Cette étude expérimentale chez la souris démontre la capacité du TCC, une substance trouvée dans certains savons antibactériens, à passer de la mère à l’enfant à travers le placenta et à travers le lait maternel. En outre, cela a eu des signes d’effets sur le développement des souris nouveau-nés, réduisant la taille du cerveau.
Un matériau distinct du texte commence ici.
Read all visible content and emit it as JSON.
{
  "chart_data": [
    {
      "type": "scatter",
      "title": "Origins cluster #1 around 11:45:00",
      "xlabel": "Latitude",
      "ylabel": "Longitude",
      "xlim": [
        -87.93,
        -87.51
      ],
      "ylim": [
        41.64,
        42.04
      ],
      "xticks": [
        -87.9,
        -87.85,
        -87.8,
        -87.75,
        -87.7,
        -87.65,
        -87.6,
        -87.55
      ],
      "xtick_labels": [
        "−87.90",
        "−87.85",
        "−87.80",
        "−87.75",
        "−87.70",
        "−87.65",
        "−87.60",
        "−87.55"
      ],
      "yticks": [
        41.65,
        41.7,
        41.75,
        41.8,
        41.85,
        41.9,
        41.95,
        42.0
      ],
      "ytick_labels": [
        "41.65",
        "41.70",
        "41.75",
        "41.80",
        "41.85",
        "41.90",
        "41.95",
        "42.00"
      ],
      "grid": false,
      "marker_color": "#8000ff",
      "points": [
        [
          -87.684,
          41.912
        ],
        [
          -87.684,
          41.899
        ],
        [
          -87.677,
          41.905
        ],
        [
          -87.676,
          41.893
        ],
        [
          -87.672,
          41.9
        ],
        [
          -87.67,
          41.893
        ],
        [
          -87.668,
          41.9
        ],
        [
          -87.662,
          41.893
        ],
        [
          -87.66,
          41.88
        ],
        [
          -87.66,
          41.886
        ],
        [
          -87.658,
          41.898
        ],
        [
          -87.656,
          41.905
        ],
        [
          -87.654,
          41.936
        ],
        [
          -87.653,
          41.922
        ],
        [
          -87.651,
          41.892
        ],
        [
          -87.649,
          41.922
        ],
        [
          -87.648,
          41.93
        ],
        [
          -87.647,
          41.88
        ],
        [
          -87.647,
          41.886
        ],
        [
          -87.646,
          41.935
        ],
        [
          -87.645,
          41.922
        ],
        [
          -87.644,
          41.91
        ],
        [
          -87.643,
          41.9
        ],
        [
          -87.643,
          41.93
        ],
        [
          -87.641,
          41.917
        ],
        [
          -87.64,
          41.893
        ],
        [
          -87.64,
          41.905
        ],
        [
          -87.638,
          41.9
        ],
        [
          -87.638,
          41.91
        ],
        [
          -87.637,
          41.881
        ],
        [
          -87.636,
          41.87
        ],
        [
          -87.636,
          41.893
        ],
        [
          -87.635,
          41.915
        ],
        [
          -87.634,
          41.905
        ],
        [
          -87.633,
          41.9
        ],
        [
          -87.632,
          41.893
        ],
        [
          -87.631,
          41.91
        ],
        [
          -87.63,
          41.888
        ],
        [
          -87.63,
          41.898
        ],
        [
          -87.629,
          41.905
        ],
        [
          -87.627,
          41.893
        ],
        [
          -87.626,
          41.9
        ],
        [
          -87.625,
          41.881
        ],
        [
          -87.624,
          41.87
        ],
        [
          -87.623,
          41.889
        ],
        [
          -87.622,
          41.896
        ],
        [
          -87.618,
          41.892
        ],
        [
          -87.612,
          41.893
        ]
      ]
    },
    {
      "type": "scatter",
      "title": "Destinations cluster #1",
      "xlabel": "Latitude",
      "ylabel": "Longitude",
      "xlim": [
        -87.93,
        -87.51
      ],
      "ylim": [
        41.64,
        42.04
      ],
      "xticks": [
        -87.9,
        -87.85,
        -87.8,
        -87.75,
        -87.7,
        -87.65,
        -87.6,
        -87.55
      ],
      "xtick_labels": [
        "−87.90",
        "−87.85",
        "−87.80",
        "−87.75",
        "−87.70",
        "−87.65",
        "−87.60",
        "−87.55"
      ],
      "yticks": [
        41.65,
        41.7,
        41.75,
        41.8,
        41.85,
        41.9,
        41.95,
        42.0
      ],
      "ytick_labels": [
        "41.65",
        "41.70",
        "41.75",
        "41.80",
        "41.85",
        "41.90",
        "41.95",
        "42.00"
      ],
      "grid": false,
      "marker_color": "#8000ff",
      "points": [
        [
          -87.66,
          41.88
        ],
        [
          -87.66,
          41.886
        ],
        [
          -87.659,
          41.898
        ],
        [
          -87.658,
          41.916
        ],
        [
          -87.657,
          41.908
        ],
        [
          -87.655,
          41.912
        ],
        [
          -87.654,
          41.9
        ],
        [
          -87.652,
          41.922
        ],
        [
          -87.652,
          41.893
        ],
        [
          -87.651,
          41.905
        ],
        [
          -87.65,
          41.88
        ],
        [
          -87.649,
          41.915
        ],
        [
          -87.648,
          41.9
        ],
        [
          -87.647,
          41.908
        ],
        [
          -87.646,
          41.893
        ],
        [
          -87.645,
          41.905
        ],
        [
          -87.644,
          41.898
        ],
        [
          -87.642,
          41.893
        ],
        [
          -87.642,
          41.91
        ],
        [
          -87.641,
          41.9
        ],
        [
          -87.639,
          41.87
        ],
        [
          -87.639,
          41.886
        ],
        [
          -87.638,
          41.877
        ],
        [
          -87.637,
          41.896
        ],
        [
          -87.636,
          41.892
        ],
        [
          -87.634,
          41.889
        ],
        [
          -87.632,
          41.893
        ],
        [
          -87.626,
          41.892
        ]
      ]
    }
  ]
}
Il a également augmenté le poids corporel, qui était associé à un métabolisme des graisses plus pauvres chez les souris femelles.

Cette recherche ajoute à l’ensemble des recherches suggérant que le triclocarban, comme le triclosan antiseptique, a des effets potentiellement nocifs et ne devrait pas être utilisé dans les produits de consommation.

Cependant, l’étude a été réalisée sur des souris et elles ne sont pas biologiquement identiques aux personnes. TCC a également été donné directement à travers l’eau potable quotidienne. On a dit que la dose donnée était similaire à celle trouvée dans les réserves d’eau aux États-Unis – cependant, les auteurs ont dit qu’il s’agissait d’un contaminant commun des eaux usées. Ils n’ont rien dit sur les niveaux dans les réserves d’eau potable des ménages. Par conséquent, l’étude ne permet pas d’établir clairement la pertinence de cette dose. Les niveaux dans les réserves d’eau des États-Unis peuvent également ne pas être pertinents pour le Royaume-Uni.

Même si elle est similaire à notre exposition – par l’eau, le savon ou autre – les effets sur le développement du fœtus humain et du nouveau-né pourraient ne pas être aussi graves, si cela a un quelconque effet.

Le TCC est progressivement éliminé des produits. Si vous êtes enceinte ou allaitez et êtes préoccupé par l’exposition potentielle, il existe une gamme de savons et d’autres produits qui ne contiennent pas de CTC.

Et comme nous l’avons rapporté au début de juin, il est prouvé que se laver les mains avec de l’eau froide pendant 30 secondes est tout aussi efficace pour se débarrasser des bactéries qu’un lavage antibactérien des mains.